« Quand je jouais dans les autres ligues, j’entendais toujours parler d’équipes comme Terrebonne et Longueuil. J’avais envie de joindre un club, dont on parle moins souvent, et d’aller vaincre ces équipes-là», explique Simon Lavoie.

L’intéressant bagage de Simon Lavoie

Après des passages dans les circuits des Maritimes et du Manitoba la saison dernière, Simon Lavoie est arrivé au camp des Inouk armé d’un bagage d’expérience fort intéressant. Et voilà que le défenseur de 20 ans connaît un solide départ au sein de la Ligue de hockey junior AAA du Québec.

Lavoie a déjà amassé six points (dont deux buts) en autant de matchs. Présentant un différentiel de +5, il contribue certainement au meilleur début de saison de l’histoire des Inouk, toujours parfaits après six parties.

« Je suis très satisfait jusqu’à maintenant. Et j’ai l’intention d’améliorer mon jeu au fil du temps », a simplement indiqué le principal intéressé, en entrevue à La Voix de l’Est mercredi.

Parti voir du pays

Au terme de ses deux saisons avec les Blues du Collège Dawson, Simon Lavoie a suivi les conseils d’un proche en se joignant aux Lumberjacks de South Shore, basés dans le sud de la Nouvelle-Écosse, à environ 1 h 40 d’Halifax.

« Je voulais continuer de jouer au hockey et d’aller à l’école en anglais. Donc je penchais plus pour les Maritimes. À ce moment-là, l’option du junior AAA au Québec était moins intéressante pour moi », a-t-il expliqué.

Ayant besoin de renfort à l’attaque, les Lumberjacks ont toutefois échangé Lavoie aux Wolverines de Whitecourt, de la Ligue junior A de l’Alberta, à la date limite des transactions.

« Pour moi, ça a été un échange très favorable. J’ai augmenté de calibre. Le jeu était pas mal plus intense en Alberta que dans l’Est. En fait, j’étais bien content », a précisé le natif de Roberval.

En 59 parties avec South Shore puis Whitecourt, Lavoie a donc récolté un total de 16 points (dont un but) lors de la saison 2017-2018.

Un projet attirant

Puis, au cours de l’été, le vétéran défenseur a été contacté par Patrice Bosch. Déjà tenté par un retour au Québec, Simon Lavoie a totalement adhéré au projet présenté par l’entraîneur-chef et directeur général des Inouk.
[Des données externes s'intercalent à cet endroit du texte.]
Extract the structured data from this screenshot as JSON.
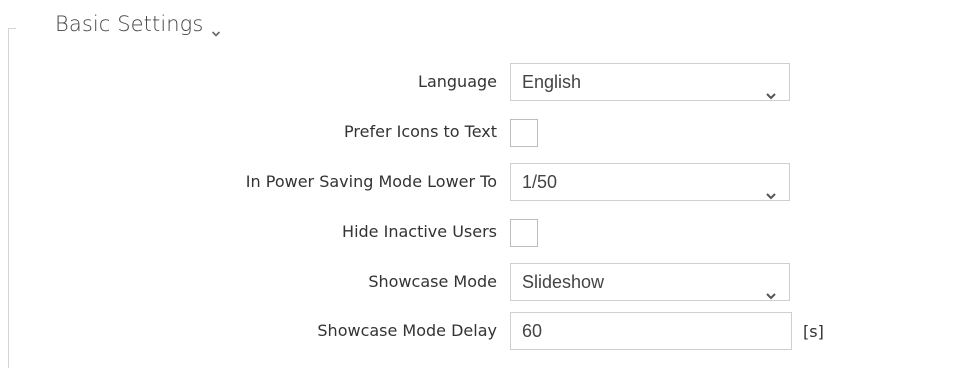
{
  "section": {
    "title": "Basic Settings"
  },
  "fields": {
    "language": {
      "label": "Language",
      "value": "English"
    },
    "prefer_icons": {
      "label": "Prefer Icons to Text",
      "checked": false
    },
    "power_saving": {
      "label": "In Power Saving Mode Lower To",
      "value": "1/50"
    },
    "hide_inactive": {
      "label": "Hide Inactive Users",
      "checked": false
    },
    "showcase_mode": {
      "label": "Showcase Mode",
      "value": "Slideshow"
    },
    "showcase_delay": {
      "label": "Showcase Mode Delay",
      "value": "60",
      "unit": "[s]"
    }
  },
  "icons": {
    "section_toggle": "chevron-down-icon",
    "select_caret": "chevron-down-icon"
  },
  "colors": {
    "border": "#cfcfcf",
    "text": "#333333",
    "frame_line": "#d4d4d4"
  }
}
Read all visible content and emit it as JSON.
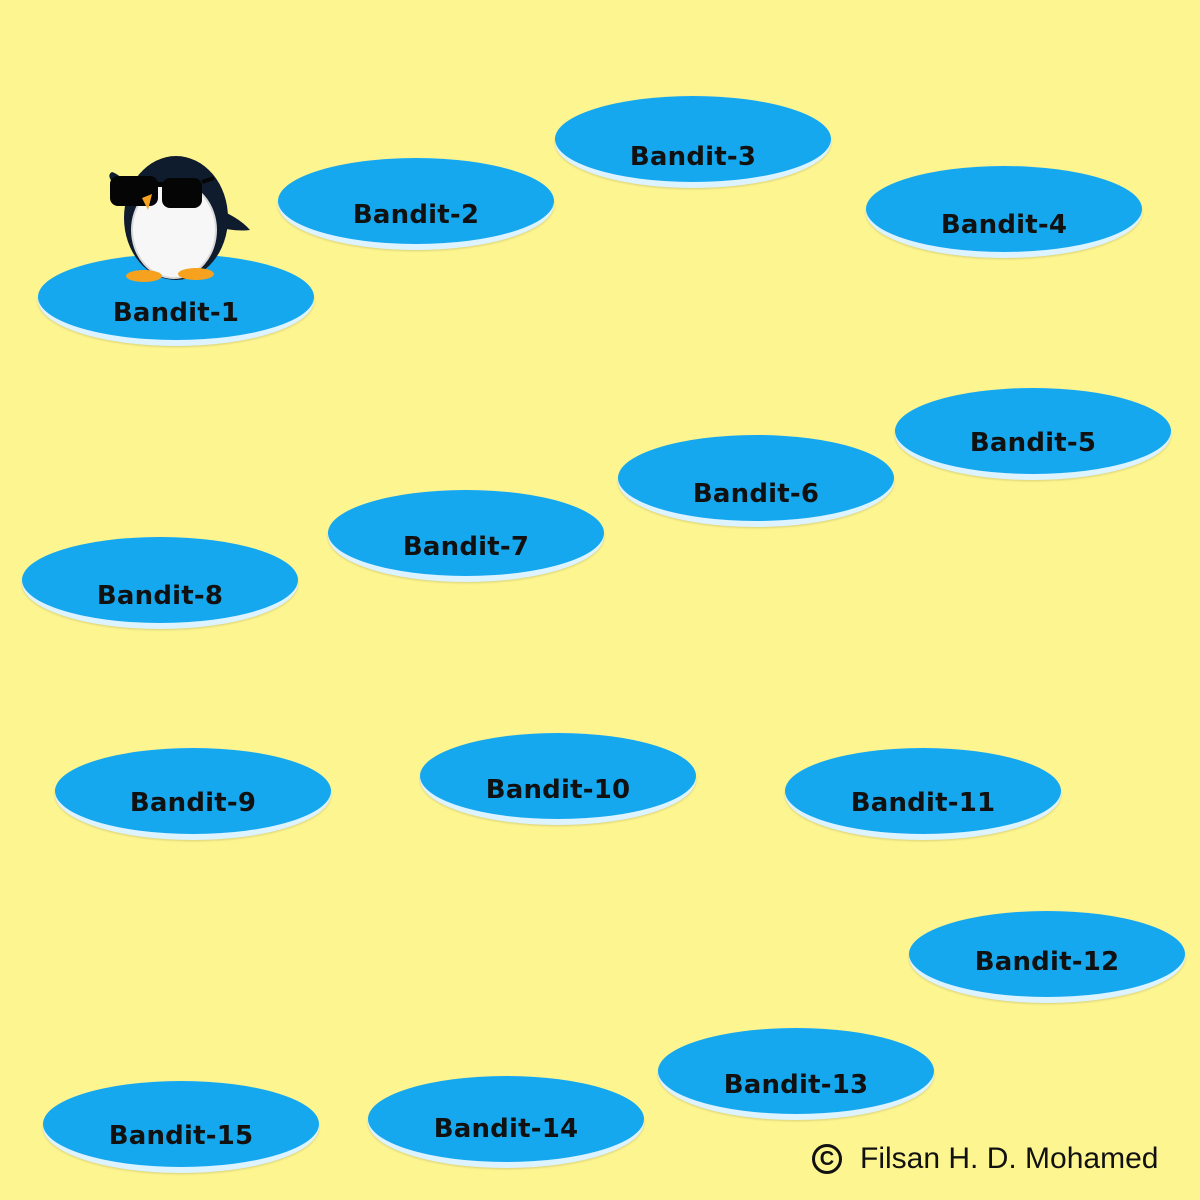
{
  "pads": [
    {
      "label": "Bandit-1"
    },
    {
      "label": "Bandit-2"
    },
    {
      "label": "Bandit-3"
    },
    {
      "label": "Bandit-4"
    },
    {
      "label": "Bandit-5"
    },
    {
      "label": "Bandit-6"
    },
    {
      "label": "Bandit-7"
    },
    {
      "label": "Bandit-8"
    },
    {
      "label": "Bandit-9"
    },
    {
      "label": "Bandit-10"
    },
    {
      "label": "Bandit-11"
    },
    {
      "label": "Bandit-12"
    },
    {
      "label": "Bandit-13"
    },
    {
      "label": "Bandit-14"
    },
    {
      "label": "Bandit-15"
    }
  ],
  "character": {
    "icon": "penguin-with-sunglasses-icon",
    "on_pad": "Bandit-1"
  },
  "credit": {
    "symbol": "C",
    "text": "Filsan H. D. Mohamed"
  },
  "colors": {
    "background": "#FDF58F",
    "pad": "#16A8EF",
    "pad_rim": "#DDF3FF",
    "text": "#111111"
  }
}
« Quand je jouais dans les autres ligues, j’entendais toujours parler d’équipes comme Terrebonne et Longueuil. J’avais envie de joindre un club, dont on parle moins souvent, et d’aller vaincre ces équipes-là. De prouver qu’on peut faire quelque chose de bien nous aussi. Pat a la même mentalité que moi, donc j’ai été très intéressé par son offre », a-t-il raconté.

Lavoie estime que les styles de jeu des différentes ligues ont fait de lui un joueur plus complet, capable d’évoluer autant sur le jeu de puissance qu’en désavantage numérique.

« Le jeu est définitivement plus robuste dans l’Ouest. Ce n’est pas une question de gabarits. Mais là-bas, la mentalité est plus de travailler fort. Les habiletés individuelles et les systèmes de jeu prennent moins de place. L’idée est de travailler plus pour vaincre l’adversaire physiquement », a expliqué l’étudiant en sciences humaines, profil administration, au Cégep de Granby.

Plus souvent qu’autrement, les joueurs de 20 ans doivent faire preuve de leadership dans le monde du hockey junior. En ce sens, Simon Lavoie compte s’inspirer d’anciens coéquipiers qui prêchaient avant tout par l’exemple.

À Granby, Lavoie sera d’ailleurs appelé à encadrer des recrues telles que Tristan Chagnon et Nathan Martel. Et il semble se plaire dans son rôle de mentor.

« Ce sont des jeunes qui apprennent vite, qui sont solides et qui écoutent les consignes. Même s’ils ont moins d’expérience, je crois qu’ils ont un bel avenir devant eux. »

Lavoie et les Inouk seront à Montréal-Nord vendredi soir.